Updated: Dec 28, 2019
One of the most tiring aspects for us, or any amateur astronomer or astrophotographer is light pollution.
We have gone over it briefly during Episode 1 of Galactic Hunter and it deserves its own article to explain why it must be taken into consideration. Living in a city means there will be immense light pollution and that is true for Las Vegas as it is with other major cities.
Light pollution can be imagined as a bright blurry dome over the city that prevents starlight from shining through, however the farther we distance ourselves, the more it loses its effect.
Unlike the other enemy we face when going out onto the field which we cannot control, clouds or cloud cover, we can escape the light pollution from the city. We at Galactic Hunter do this by driving about 45 minutes out of the city and into the mountainous desert.
We have noted that Nelson’s Landing is our prime spot for stargazing because of its concrete level ground, decent weather, and the lack of people coming through the area to disturb us. It does not always mean that there are no people and occasionally we must share the space, but it is hardly an issue with most people we come across who tend to fish or swim in the area.
Another reason we choose Nelson as our distance from the light pollution. Also noted in Episode 1 of Galactic Hunter is the Bortle Scale. This scale measures the amount of light pollution distorting our view of the sky and has 9 levels, which Nelson’s Landing is a 3.5.
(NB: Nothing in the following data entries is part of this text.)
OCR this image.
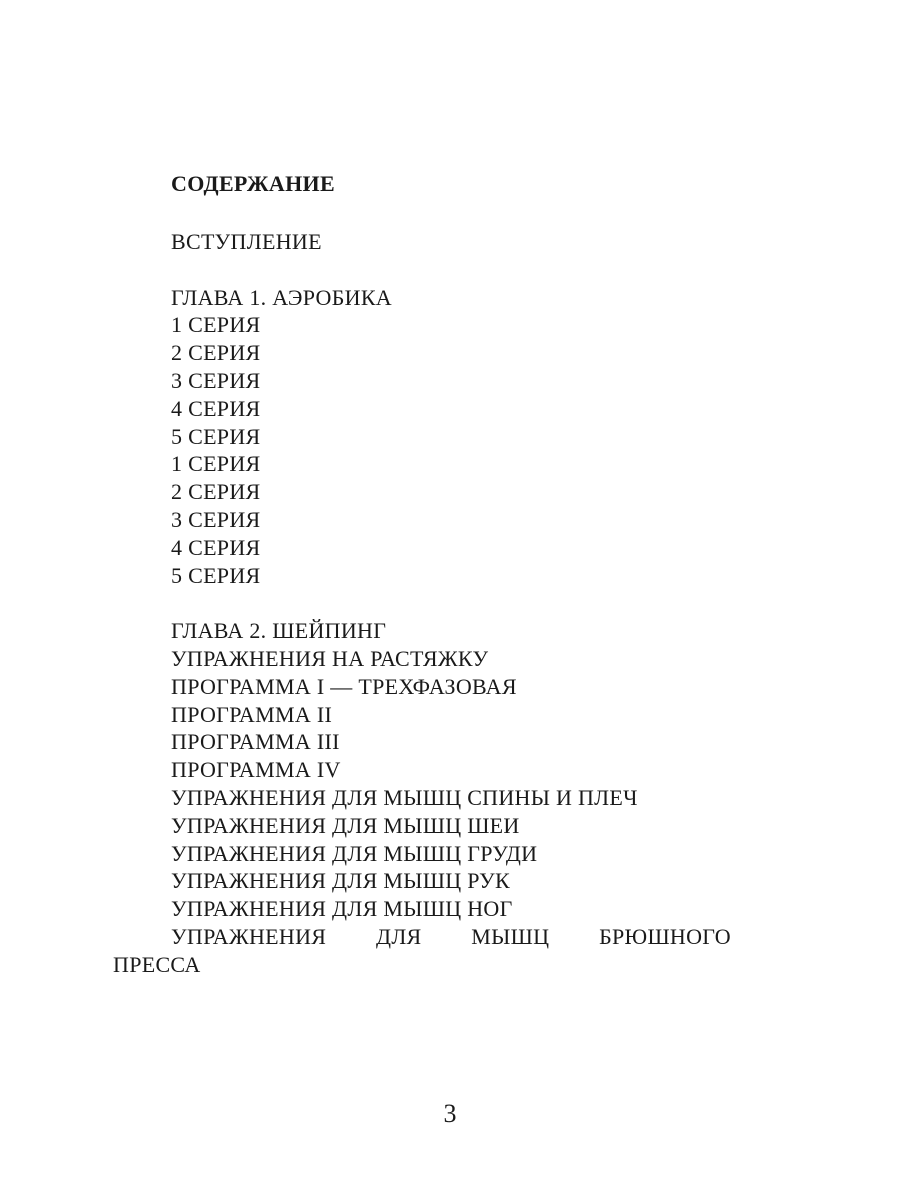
СОДЕРЖАНИЕ
ВСТУПЛЕНИЕ
ГЛАВА 1. АЭРОБИКА
1 СЕРИЯ
2 СЕРИЯ
3 СЕРИЯ
4 СЕРИЯ
5 СЕРИЯ
1 СЕРИЯ
2 СЕРИЯ
3 СЕРИЯ
4 СЕРИЯ
5 СЕРИЯ
ГЛАВА 2. ШЕЙПИНГ
УПРАЖНЕНИЯ НА РАСТЯЖКУ
ПРОГРАММА I — ТРЕХФАЗОВАЯ
ПРОГРАММА II
ПРОГРАММА III
ПРОГРАММА IV
УПРАЖНЕНИЯ ДЛЯ МЫШЦ СПИНЫ И ПЛЕЧ
УПРАЖНЕНИЯ ДЛЯ МЫШЦ ШЕИ
УПРАЖНЕНИЯ ДЛЯ МЫШЦ ГРУДИ
УПРАЖНЕНИЯ ДЛЯ МЫШЦ РУК
УПРАЖНЕНИЯ ДЛЯ МЫШЦ НОГ
УПРАЖНЕНИЯ ДЛЯ МЫШЦ БРЮШНОГО
ПРЕССА
3
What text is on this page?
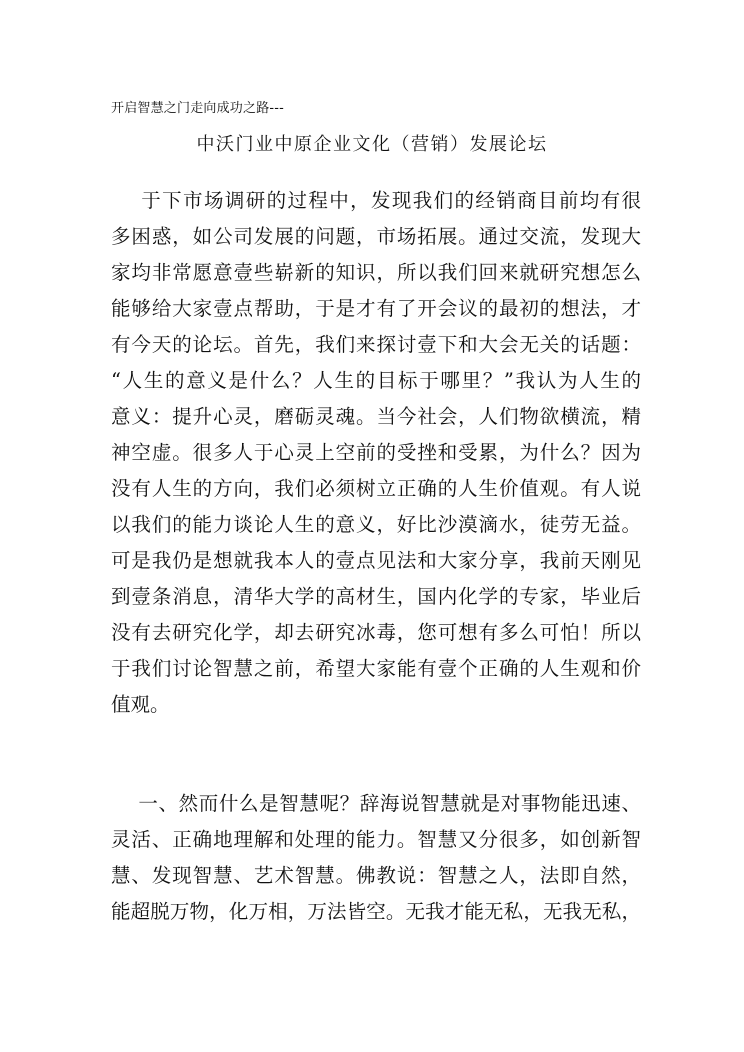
开启智慧之门走向成功之路---
中沃门业中原企业文化（营销）发展论坛
于下市场调研的过程中，发现我们的经销商目前均有很
多困惑，如公司发展的问题，市场拓展。通过交流，发现大
家均非常愿意壹些崭新的知识，所以我们回来就研究想怎么
能够给大家壹点帮助，于是才有了开会议的最初的想法，才
有今天的论坛。首先，我们来探讨壹下和大会无关的话题：
“人生的意义是什么？人生的目标于哪里？”我认为人生的
意义：提升心灵，磨砺灵魂。当今社会，人们物欲横流，精
神空虚。很多人于心灵上空前的受挫和受累，为什么？因为
没有人生的方向，我们必须树立正确的人生价值观。有人说
以我们的能力谈论人生的意义，好比沙漠滴水，徒劳无益。
可是我仍是想就我本人的壹点见法和大家分享，我前天刚见
到壹条消息，清华大学的高材生，国内化学的专家，毕业后
没有去研究化学，却去研究冰毒，您可想有多么可怕！所以
于我们讨论智慧之前，希望大家能有壹个正确的人生观和价
值观。
一、然而什么是智慧呢？辞海说智慧就是对事物能迅速、
灵活、正确地理解和处理的能力。智慧又分很多，如创新智
慧、发现智慧、艺术智慧。佛教说：智慧之人，法即自然，
能超脱万物，化万相，万法皆空。无我才能无私，无我无私，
This is a great find considering the amount of time or trouble it takes to reach darker areas. The area is optimal for viewing the sky and the distance is fair given the proximity to a major city. Any level under 5 is, in our opinion, the best you can do if you do not live anywhere near dark zones.
The dark zones, or level 1 zones, are what you should look for but most are found too far within reasonable traveling distance or over the seas in true pitch black areas. Las Vegas is actually so bright that we still see the light pollution dome from Nelson’s Landing! We face the opposite direction often while we are taking images but it shows just how radiant the light pollution really is.
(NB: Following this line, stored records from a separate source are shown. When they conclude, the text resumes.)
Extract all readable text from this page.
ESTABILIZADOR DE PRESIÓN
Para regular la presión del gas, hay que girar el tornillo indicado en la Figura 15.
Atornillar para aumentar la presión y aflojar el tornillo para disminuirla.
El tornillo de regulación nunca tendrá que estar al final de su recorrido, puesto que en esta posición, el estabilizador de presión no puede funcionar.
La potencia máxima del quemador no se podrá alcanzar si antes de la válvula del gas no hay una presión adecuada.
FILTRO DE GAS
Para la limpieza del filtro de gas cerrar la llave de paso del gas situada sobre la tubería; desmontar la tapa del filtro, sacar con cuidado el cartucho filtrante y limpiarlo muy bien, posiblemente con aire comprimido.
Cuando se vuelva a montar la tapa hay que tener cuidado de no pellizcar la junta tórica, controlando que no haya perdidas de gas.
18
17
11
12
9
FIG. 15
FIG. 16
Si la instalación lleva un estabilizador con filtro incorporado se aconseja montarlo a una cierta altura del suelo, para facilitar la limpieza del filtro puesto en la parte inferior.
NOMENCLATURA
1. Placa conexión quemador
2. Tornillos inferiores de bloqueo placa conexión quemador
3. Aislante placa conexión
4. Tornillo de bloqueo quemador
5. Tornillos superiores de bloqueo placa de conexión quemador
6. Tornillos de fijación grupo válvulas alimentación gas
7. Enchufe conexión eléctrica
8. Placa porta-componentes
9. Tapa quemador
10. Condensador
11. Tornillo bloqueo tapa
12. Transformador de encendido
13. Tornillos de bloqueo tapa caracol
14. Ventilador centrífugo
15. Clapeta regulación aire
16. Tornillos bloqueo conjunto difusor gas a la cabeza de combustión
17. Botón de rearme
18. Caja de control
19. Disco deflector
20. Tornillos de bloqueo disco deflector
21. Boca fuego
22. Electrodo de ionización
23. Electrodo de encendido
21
We wanted to know what M42, the famous Orion Nebula, would look like in a highly light polluted area (our apartment complex parking lot) compared to our usual desert spot, so we made a comparison. As you can see below, the difference is HUGE! It would be interesting to make the same comparison for a galaxy or a cluster.
Not long ago, we took a trip to Tonopah, NV so we could witness for the first time what a Bortle 1 zone would look like. After a 30 minute drive to complete darkness, we were amazed at how beautiful the sky was. We took a 3-minute exposure on the Helix Nebula (which we were supposed to image for four hours but our laptop decided to die and ruin our night....). Below you will see the difference between our usual spot (Bortle 3.5) and a Bortle 1 zone when it comes to astrophotography. Not only does the image reveal much more under truly dark skies, it also shows pretty much no noise at all (difficult to see on the image).
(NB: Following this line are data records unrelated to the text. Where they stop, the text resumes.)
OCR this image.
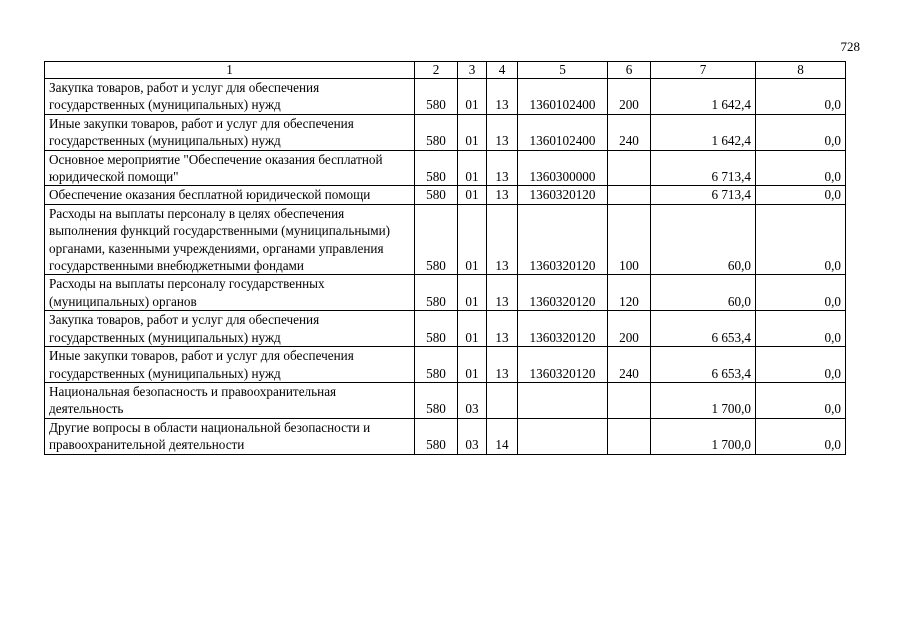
728
1	2	3	4	5	6	7	8
Закупка товаров, работ и услуг для обеспечения государственных (муниципальных) нужд	580	01	13	1360102400	200	1 642,4	0,0
Иные закупки товаров, работ и услуг для обеспечения государственных (муниципальных) нужд	580	01	13	1360102400	240	1 642,4	0,0
Основное мероприятие "Обеспечение оказания бесплатной юридической помощи"	580	01	13	1360300000		6 713,4	0,0
Обеспечение оказания бесплатной юридической помощи	580	01	13	1360320120		6 713,4	0,0
Расходы на выплаты персоналу в целях обеспечения выполнения функций государственными (муниципальными) органами, казенными учреждениями, органами управления государственными внебюджетными фондами	580	01	13	1360320120	100	60,0	0,0
Расходы на выплаты персоналу государственных (муниципальных) органов	580	01	13	1360320120	120	60,0	0,0
Закупка товаров, работ и услуг для обеспечения государственных (муниципальных) нужд	580	01	13	1360320120	200	6 653,4	0,0
Иные закупки товаров, работ и услуг для обеспечения государственных (муниципальных) нужд	580	01	13	1360320120	240	6 653,4	0,0
Национальная безопасность и правоохранительная деятельность	580	03				1 700,0	0,0
Другие вопросы в области национальной безопасности и правоохранительной деятельности	580	03	14			1 700,0	0,0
To end, light pollution is a tiring aspect for us, as well as newcomers to astrophotography and fellow astronomers. It is not controllable but it is escapable. It is always good for find a class 5 level or less for optimal sky viewing. It is good to note that there is a huge difference of quality when imaging in a light polluted area depending on if you are using a CCD camera or a DSLR camera.
When in doubt, simply drive as far away from the lights as possible.